At the time of data cutoff, three-fourths of patients who were receiving the combination continued to receive treatment. Seventy-three percent of those in the combination arm had sustained increases in hemoglobin level vs 41% in the monotherapy arm (P <.0001). The median time to next treatment had not been reached for with the combination vs 18 months with the monotherapy (HR, 0.96; P <.0001).
The overall survival (OS) rate was 94% at 30 months in the investigative arm vs 92% in the control arm. Notably, 30 patients in the control arm crossed over to receive single-agent ibrutinib.
Regarding safety, grade 3 or higher treatment-emergent toxicites were observed in more than half of patients on both the combination and monotherapy arms, at 60% vs 61%, respectively. Adverse effects that were grade 3 or higher and more common in the ibrutinib-containing arm as compared with the rituximab arm comprised atrial fibrillation (12% vs 1%) and hypertension (13% vs 4%).
More than half of the incidents of atrial fibrillation that were reported in the combination arm presented in patients who were aged 75 years or older. Grade 3 or higher treatment-emergent adverse effects more commonly experienced by those in the rituximab arm vs those in the ibrutinib combination arm included igM flare (3% vs 0%) and infusion-related reactions (16% vs 1%).

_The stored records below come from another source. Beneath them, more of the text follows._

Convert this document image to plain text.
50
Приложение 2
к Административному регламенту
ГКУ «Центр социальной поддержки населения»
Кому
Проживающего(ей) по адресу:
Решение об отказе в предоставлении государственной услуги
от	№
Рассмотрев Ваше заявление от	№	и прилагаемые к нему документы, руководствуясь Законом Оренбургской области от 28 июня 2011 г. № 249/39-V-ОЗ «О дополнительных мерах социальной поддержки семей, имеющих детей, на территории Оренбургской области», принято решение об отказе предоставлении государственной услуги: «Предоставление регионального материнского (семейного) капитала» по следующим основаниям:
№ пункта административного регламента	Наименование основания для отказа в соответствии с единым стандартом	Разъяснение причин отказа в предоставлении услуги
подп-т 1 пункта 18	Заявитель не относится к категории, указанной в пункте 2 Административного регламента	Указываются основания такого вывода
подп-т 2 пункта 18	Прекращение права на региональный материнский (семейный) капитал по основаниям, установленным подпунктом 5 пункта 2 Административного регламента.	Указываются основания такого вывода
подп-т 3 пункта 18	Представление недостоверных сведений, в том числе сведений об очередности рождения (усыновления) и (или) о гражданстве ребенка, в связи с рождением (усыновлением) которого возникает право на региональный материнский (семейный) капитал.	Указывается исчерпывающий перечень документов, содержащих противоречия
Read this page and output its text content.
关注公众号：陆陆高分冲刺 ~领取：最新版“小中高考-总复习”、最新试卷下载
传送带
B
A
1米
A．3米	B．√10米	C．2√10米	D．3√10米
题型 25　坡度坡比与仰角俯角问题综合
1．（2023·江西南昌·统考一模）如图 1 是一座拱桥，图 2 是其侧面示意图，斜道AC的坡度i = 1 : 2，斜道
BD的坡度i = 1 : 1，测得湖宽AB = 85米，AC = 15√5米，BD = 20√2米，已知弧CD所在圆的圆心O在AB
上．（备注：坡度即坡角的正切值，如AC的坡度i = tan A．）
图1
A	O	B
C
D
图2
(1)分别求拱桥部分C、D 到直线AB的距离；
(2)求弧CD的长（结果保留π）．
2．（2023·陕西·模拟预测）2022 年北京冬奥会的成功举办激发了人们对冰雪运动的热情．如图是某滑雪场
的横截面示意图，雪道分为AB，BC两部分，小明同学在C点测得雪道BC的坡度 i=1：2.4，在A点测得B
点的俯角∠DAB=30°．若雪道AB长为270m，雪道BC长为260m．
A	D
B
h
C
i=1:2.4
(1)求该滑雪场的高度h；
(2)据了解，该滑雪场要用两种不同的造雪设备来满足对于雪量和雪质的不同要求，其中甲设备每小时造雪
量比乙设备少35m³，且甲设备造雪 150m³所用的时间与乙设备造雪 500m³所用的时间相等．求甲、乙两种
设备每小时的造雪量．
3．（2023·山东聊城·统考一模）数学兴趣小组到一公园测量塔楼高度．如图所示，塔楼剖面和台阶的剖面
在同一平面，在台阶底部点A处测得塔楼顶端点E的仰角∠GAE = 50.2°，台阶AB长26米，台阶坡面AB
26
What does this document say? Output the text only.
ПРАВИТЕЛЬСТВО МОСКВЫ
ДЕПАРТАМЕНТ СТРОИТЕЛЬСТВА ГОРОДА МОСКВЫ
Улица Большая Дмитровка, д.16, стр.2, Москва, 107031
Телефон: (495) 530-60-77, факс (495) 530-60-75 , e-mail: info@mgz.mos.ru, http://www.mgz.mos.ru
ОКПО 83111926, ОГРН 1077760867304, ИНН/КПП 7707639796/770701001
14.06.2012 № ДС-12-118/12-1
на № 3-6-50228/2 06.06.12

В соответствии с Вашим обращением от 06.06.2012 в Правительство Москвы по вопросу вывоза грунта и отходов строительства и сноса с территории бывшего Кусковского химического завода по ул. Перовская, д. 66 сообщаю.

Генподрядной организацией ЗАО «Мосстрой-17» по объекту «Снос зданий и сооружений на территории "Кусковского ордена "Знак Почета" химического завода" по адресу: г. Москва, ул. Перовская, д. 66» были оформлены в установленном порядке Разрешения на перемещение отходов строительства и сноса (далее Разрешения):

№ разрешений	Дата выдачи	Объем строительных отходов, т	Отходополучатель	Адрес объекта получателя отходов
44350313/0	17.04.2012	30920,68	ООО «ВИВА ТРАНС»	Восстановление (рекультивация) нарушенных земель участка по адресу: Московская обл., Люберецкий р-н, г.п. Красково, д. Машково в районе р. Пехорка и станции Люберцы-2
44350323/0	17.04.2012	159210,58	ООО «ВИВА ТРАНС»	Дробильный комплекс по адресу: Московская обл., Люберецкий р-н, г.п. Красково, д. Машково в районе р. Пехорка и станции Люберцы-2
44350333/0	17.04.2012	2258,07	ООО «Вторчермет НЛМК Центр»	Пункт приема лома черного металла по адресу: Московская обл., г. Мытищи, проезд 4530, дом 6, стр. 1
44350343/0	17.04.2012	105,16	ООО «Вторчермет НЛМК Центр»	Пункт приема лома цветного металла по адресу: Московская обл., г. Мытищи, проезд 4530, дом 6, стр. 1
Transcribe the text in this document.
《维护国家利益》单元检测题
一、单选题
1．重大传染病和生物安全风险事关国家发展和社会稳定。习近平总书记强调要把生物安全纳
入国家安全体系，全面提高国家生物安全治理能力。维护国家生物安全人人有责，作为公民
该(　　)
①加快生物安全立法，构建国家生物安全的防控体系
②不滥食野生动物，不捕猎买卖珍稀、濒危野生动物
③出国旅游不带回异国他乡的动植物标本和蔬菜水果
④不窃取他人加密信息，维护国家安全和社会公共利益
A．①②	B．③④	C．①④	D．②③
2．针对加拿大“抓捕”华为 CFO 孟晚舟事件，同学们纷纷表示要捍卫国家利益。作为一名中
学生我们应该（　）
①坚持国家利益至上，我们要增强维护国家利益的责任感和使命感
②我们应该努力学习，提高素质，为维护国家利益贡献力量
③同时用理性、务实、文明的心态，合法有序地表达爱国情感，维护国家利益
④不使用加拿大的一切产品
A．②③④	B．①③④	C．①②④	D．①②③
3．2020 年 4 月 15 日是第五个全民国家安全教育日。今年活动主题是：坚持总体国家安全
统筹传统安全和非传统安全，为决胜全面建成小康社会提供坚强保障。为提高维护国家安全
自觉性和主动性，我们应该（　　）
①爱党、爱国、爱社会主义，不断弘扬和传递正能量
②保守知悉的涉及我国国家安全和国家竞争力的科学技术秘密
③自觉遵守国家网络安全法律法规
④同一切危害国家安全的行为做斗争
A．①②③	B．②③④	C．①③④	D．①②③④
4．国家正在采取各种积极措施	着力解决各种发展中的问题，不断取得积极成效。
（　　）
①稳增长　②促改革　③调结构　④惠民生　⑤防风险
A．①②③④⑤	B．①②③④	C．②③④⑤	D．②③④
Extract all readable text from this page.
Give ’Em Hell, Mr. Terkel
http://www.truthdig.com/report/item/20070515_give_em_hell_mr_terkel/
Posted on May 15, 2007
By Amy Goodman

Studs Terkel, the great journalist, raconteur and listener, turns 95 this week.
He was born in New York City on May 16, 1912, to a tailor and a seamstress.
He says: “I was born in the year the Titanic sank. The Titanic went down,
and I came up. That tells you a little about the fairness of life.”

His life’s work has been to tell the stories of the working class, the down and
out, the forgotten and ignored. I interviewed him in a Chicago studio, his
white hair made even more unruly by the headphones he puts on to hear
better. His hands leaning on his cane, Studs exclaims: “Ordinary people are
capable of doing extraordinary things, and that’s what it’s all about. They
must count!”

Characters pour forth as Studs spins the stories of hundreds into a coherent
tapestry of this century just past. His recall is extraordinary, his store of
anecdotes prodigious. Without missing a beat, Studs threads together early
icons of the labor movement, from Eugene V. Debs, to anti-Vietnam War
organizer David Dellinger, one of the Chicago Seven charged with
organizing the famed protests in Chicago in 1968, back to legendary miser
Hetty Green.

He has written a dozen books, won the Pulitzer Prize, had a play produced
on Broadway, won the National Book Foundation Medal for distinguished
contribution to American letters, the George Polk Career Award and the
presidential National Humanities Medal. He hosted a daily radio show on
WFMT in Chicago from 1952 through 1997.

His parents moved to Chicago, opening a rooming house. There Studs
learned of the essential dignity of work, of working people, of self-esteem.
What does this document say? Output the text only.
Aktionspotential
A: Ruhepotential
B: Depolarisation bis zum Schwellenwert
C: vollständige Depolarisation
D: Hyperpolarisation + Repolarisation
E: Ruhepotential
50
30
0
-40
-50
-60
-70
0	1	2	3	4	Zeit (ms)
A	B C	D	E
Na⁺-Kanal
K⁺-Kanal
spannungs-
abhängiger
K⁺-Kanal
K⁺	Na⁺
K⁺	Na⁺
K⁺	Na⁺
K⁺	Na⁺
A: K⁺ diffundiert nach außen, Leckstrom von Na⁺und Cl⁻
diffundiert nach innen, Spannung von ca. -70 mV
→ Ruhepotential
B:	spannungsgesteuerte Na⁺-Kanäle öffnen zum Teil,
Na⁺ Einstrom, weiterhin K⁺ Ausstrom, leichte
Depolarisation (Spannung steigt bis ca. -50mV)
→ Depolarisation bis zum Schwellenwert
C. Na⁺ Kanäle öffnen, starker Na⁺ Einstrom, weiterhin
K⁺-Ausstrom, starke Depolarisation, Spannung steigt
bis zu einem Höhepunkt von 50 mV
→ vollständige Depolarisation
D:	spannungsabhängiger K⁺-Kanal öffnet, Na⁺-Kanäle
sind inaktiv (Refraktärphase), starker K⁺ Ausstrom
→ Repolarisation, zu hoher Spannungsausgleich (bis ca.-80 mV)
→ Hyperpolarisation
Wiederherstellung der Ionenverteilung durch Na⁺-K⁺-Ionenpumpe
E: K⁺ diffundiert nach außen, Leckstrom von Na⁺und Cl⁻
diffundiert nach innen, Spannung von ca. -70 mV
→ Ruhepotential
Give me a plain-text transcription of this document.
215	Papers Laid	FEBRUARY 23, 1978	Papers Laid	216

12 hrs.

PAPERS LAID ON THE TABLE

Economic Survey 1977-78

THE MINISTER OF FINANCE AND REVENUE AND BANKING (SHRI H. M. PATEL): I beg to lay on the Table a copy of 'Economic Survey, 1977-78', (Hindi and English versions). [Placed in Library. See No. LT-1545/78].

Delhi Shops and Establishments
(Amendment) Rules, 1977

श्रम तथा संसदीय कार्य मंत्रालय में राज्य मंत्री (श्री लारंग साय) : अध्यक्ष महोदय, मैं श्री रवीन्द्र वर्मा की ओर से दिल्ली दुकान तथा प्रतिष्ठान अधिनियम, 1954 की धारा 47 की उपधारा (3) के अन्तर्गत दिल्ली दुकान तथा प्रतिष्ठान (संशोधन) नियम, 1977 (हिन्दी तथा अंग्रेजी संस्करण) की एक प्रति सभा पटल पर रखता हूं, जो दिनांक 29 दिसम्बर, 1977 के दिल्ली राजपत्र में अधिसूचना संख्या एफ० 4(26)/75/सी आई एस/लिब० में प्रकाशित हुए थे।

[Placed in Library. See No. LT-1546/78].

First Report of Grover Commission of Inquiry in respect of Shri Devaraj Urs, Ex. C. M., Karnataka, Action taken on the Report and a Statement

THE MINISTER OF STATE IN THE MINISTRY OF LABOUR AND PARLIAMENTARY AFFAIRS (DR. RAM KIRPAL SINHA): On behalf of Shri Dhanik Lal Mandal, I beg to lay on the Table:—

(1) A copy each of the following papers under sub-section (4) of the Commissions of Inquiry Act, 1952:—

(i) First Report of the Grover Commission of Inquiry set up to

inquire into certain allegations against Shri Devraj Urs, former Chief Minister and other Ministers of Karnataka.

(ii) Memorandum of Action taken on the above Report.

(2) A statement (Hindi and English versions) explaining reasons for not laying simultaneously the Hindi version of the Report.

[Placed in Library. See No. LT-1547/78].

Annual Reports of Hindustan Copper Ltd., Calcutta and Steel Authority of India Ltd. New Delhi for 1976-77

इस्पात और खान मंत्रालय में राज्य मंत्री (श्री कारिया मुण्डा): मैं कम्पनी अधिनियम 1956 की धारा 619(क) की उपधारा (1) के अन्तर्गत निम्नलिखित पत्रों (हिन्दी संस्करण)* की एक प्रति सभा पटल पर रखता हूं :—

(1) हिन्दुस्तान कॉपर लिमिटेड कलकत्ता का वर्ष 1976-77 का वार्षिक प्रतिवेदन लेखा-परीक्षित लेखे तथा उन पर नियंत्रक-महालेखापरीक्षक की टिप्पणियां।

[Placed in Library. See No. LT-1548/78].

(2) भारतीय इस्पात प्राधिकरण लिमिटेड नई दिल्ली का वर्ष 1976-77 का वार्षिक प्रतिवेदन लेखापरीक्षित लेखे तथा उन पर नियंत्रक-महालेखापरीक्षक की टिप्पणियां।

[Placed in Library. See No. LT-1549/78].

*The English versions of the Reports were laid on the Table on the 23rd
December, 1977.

Ibrutinib was first approved by the FDA in 2013 and is now indicated for patients with various types of blood cancer, as well as those with chronic graft-versus-host disease. In 2015, the single agent was approved for use in patients with Waldenström macroglobulinemia. Most recently, in 2018, ibrutinib received regulatory approval for use in combination with rituximab based on data from the primary analysis of iNNOVATE.